2016 Postmortem
In reply to the discussion: "the Sanders campaign is simply pulling numbers out of the air." [View all]Recursion
(56,582 posts)Mandated private insurance (in Germany it's generally through regional or industry-wide co-operatives, which is something I'm in favor of looking at; this was actually proposed by Baucus, of all people, and I wish it had gotten more attention) paying for most health care.
The big missing piece is we need prices from providers to come down; we spend twice as much per capita on physicians and two and a half times as much per capita on hospitals as the OECD average.
And as much as I hate to say this, Medicare is actually in the way here. Hear me out.

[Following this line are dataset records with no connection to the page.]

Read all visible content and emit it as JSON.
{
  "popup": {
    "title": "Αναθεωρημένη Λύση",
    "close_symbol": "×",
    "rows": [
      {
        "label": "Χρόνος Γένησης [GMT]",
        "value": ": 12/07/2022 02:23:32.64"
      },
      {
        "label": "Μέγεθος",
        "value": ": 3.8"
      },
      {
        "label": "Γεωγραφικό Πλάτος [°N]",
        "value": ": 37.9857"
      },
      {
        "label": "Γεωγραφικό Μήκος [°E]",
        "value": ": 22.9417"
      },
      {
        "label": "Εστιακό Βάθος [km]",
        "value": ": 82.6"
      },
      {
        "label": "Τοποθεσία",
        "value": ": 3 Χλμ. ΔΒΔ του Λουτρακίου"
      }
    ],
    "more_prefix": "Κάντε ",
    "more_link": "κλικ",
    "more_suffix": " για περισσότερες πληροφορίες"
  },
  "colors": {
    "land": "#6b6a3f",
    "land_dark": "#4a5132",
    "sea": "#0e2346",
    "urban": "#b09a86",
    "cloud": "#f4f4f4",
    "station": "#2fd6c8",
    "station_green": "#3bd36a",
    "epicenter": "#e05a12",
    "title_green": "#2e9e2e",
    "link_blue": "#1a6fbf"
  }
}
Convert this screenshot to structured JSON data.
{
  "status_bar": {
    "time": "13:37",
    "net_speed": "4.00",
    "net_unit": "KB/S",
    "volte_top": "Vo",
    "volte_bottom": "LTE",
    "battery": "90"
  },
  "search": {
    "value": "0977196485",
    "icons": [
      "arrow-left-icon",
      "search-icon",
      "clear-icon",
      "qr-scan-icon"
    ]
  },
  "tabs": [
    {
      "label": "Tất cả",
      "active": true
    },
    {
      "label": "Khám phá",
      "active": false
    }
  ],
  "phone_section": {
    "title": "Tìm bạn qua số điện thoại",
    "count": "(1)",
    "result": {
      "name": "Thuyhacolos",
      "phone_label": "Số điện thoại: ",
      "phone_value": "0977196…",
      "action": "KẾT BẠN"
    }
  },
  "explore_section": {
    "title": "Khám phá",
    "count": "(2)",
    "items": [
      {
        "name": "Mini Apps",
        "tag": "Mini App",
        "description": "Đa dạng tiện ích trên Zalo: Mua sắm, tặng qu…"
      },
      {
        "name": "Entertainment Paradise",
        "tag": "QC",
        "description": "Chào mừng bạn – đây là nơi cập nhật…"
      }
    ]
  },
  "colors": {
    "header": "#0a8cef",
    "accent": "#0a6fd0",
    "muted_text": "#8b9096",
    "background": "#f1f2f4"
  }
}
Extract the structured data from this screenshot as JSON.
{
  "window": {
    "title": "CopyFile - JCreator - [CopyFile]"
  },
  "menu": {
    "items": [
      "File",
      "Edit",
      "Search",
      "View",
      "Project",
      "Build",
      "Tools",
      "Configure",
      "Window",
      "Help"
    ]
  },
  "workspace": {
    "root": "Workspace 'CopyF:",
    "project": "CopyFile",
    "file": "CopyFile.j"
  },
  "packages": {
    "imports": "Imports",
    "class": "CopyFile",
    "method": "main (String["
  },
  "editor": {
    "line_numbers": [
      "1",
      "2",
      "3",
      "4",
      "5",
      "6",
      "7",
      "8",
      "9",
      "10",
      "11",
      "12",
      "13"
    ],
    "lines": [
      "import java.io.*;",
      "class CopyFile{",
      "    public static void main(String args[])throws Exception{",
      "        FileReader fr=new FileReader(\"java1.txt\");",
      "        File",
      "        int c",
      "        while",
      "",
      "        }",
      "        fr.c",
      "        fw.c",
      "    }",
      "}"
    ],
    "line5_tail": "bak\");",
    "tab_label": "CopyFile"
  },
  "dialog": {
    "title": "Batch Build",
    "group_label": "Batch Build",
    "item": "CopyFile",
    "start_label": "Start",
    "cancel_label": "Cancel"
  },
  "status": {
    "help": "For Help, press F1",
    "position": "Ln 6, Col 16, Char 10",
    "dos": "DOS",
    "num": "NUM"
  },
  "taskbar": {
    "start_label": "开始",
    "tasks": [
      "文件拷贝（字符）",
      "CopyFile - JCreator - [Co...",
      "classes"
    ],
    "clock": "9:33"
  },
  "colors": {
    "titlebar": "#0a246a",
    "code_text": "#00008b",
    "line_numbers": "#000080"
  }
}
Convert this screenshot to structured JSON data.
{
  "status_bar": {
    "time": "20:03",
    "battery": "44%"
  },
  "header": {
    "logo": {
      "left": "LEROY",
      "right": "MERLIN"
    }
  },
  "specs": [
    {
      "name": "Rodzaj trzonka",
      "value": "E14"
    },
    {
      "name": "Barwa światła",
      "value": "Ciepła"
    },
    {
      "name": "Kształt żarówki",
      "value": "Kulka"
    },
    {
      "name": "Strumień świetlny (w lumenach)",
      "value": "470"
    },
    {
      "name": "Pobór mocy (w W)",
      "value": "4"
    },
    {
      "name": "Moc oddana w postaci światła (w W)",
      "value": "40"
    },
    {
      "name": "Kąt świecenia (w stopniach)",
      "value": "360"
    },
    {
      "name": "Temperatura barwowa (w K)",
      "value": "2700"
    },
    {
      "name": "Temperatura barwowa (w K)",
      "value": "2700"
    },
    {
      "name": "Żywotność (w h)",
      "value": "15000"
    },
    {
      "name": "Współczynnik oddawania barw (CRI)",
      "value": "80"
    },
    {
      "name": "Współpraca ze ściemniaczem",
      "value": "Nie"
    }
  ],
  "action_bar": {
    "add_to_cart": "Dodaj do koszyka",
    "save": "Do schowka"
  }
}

Private insurers mostly start with the Medicare rates as their basis for negotiations. But the Medicare rates have been subject to regulatory capture, because physicians and hospitals lobby Congress to keep their reimbursements high (google "Medicare Doctor Fix"
with the threat of accusing anyone against those rates of "cutting Medicare". Private insurers mark up those prices slightly to insure acceptance. But they're far too high (much higher than in Canada or Europe) to begin with.
For all of the problems with private insurance, its one big advantage is that unlike Congress, it can't be lobbied. That's why Germany and the Netherlands and Switzerland keep private insurance around. Canada, meanwhile, does this by a pricing board that is politically independent -- that's also a great idea.
But, at any rate, that is the magical step the US is missing: some board somewhere that sits around and says "A leg MRI can cost $500, period, no matter who's paying for it". (Or, alternately, we can pay providers by capitation, though that also has its own problems.)